A frozen moss core from deep in the moss bank. (Photo: Esme Roads)

“Recent field observations of new moss growth on the surface of small moss clumps re-exposed from a cold-based glacier after about 400 years of ice cover have been accompanied by regeneration in culture from homogenised material,” the researchers said, “but there are no reported instances of regrowth occurring directly from older preserved material.”

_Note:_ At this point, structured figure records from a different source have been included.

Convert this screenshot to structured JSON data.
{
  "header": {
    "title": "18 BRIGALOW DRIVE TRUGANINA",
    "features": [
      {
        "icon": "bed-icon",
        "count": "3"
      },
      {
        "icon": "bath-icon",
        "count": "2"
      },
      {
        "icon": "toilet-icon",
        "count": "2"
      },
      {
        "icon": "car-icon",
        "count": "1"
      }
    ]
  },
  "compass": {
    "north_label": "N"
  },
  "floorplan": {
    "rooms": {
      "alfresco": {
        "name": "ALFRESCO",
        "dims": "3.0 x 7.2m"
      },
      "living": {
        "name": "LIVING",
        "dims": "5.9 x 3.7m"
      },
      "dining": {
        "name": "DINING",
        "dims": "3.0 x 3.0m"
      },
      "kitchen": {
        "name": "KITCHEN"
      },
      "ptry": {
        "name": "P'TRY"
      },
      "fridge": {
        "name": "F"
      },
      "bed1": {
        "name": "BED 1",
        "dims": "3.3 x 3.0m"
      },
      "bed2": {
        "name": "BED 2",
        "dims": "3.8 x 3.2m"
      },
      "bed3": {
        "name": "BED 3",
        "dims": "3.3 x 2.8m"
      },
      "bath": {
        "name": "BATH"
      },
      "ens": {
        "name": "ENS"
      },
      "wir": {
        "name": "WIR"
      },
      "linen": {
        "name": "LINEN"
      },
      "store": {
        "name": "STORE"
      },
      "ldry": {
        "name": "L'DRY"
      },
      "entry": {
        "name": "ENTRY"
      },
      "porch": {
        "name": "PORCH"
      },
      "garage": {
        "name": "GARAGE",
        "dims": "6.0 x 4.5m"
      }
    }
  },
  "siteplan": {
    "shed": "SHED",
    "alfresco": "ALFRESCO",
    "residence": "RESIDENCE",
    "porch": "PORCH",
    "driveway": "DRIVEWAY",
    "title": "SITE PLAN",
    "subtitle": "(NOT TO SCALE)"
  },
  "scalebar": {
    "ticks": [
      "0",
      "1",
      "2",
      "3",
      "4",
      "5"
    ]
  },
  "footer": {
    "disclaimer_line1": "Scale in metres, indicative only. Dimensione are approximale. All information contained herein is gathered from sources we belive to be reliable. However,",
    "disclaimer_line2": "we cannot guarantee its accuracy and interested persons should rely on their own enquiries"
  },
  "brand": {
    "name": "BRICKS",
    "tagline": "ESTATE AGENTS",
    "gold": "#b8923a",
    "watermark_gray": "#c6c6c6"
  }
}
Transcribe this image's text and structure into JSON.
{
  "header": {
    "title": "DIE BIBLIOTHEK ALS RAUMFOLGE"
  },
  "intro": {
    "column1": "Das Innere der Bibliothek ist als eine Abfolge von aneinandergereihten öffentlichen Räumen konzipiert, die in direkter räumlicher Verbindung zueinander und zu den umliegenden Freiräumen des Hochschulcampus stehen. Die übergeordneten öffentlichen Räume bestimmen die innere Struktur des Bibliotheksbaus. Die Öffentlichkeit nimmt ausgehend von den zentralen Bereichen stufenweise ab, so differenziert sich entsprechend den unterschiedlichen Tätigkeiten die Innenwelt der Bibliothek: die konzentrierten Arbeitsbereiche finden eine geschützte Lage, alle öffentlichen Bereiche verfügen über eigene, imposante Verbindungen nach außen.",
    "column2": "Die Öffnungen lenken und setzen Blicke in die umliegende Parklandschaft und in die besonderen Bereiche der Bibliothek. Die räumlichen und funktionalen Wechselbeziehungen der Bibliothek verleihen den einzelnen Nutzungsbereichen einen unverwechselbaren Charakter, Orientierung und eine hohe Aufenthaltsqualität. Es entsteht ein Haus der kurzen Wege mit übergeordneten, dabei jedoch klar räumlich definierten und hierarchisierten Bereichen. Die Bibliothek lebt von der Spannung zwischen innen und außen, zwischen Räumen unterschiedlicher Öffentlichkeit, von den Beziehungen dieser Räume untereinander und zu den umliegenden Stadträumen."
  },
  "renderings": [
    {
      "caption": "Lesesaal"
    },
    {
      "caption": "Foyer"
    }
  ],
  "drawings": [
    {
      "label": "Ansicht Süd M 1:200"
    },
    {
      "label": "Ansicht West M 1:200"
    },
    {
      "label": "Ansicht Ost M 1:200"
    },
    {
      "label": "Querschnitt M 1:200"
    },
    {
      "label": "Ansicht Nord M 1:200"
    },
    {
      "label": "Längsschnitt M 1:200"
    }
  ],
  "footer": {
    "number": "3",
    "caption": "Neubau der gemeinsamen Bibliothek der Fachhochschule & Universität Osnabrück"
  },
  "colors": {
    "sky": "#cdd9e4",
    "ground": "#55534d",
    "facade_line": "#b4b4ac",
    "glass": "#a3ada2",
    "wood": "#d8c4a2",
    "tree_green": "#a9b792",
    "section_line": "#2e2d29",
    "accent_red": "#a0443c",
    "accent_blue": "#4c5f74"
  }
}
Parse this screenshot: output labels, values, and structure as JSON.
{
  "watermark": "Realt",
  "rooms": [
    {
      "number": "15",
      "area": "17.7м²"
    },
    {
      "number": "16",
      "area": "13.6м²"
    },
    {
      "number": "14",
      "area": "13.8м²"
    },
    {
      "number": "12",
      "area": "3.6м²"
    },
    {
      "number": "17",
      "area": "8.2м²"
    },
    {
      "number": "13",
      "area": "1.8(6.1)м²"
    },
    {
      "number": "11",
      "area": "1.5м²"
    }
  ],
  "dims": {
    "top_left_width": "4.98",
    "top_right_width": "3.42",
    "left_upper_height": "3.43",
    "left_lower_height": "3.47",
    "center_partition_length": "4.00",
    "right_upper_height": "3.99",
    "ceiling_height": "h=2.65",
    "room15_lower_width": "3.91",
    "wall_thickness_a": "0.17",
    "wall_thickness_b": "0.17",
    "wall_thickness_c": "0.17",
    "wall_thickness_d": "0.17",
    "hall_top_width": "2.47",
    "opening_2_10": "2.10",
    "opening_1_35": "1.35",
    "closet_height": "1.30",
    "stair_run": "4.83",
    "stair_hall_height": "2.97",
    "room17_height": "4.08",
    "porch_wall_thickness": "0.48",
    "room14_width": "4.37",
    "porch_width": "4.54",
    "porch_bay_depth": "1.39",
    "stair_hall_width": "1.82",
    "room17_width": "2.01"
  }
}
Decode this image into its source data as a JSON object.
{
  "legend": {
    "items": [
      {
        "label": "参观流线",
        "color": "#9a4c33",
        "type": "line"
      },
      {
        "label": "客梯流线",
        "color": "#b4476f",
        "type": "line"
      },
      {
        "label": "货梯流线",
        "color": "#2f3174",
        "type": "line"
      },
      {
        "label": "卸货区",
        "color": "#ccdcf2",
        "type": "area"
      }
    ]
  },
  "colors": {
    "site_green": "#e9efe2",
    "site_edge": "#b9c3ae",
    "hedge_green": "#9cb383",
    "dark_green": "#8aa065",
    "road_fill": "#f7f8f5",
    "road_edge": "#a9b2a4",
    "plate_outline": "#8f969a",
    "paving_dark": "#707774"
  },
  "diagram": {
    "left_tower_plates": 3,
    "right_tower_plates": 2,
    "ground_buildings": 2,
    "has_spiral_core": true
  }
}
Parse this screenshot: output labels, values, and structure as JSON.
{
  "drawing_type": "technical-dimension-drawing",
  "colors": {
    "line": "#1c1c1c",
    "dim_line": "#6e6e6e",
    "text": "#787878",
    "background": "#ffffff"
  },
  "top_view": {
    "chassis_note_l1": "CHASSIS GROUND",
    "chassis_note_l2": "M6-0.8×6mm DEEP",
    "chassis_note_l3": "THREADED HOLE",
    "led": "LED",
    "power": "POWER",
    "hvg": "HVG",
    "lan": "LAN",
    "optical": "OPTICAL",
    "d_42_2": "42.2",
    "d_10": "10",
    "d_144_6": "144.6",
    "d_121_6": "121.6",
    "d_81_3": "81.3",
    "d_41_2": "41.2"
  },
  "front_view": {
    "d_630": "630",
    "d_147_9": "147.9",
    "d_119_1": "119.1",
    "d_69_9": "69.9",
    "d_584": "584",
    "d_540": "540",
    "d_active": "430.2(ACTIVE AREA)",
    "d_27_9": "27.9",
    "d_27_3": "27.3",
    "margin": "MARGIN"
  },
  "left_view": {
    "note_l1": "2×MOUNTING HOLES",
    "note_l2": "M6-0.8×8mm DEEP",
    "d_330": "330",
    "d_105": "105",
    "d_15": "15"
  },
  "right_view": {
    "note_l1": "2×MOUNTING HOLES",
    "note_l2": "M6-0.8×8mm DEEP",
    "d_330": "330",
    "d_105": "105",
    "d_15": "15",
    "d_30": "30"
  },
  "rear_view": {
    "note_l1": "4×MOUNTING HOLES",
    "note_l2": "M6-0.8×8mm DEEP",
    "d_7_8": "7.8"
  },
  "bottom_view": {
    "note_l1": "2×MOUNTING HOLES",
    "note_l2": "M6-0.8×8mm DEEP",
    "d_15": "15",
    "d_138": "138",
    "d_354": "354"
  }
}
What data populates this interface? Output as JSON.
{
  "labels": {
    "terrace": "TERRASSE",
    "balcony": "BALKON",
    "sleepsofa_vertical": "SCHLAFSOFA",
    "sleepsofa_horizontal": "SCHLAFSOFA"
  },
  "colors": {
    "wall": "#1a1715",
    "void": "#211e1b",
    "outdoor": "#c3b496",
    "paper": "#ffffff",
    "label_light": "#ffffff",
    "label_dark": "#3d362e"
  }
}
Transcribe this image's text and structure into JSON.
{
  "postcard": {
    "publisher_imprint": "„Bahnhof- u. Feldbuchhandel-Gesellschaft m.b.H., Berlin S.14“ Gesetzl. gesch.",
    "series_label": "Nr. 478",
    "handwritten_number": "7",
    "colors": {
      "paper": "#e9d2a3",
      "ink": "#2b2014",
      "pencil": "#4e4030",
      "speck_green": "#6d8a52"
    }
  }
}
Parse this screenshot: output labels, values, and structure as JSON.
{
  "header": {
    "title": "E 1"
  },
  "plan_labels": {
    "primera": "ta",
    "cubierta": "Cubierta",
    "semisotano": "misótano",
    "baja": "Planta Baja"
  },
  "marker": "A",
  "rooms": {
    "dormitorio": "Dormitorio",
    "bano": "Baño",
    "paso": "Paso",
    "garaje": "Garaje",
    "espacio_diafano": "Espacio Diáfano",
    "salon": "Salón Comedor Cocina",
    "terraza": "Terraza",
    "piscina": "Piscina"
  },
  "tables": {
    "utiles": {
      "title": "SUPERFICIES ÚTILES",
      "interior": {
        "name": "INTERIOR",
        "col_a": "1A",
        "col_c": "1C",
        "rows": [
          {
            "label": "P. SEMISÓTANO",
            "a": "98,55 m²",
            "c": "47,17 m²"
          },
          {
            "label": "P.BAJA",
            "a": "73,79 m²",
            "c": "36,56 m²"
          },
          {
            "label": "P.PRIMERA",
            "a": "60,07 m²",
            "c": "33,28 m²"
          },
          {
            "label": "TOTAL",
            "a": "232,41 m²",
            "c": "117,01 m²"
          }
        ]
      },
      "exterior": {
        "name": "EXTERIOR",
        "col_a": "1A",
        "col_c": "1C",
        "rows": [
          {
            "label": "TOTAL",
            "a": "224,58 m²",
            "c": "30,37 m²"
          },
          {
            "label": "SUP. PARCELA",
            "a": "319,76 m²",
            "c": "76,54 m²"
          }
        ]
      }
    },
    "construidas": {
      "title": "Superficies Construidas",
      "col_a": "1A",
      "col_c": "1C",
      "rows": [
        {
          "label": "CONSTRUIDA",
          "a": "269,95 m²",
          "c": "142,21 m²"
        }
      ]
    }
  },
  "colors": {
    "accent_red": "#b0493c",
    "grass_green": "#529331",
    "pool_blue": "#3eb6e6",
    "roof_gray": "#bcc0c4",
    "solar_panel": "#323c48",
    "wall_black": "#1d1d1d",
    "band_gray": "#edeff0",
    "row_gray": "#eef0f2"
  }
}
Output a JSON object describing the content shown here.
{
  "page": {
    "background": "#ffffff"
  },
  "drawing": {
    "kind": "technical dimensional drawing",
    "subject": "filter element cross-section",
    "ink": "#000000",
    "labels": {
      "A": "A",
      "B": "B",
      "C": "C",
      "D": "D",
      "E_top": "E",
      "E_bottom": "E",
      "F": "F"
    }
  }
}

Mosses are the dominant plants over large areas of both polar regions and major storers of fixed carbon, especially in the north. Co-author Professor Peter Convey from the British Antarctic Survey said their role in the ecosystem is “far more important than we would generally realise … Understanding what controls their growth and distribution, particularly in a fast-changing part of the world such as the Antarctic Peninsula region, is therefore of much wider significance.”

A moss core from near the surface. (Photo: Esme Roads)

Professor Convey added that if mosses can indeed survive “century to millennial periods of ice advance … then recolonisation following an ice age, once the ice retreats, would be a lot easier than migrating transoceanic distances from warmer regions. It also maintains diversity in an area that would otherwise be wiped clean of life by the ice advance.”

Lead author Dr Royce Longton said the study strengthens his conviction “that the growth of mosses should be encouraged globally to act as a carbon sink and thus reduce global warming”. Professor Convey added that it raises “the possibility of complex life forms surviving even longer periods once encased in permafrost or ice”.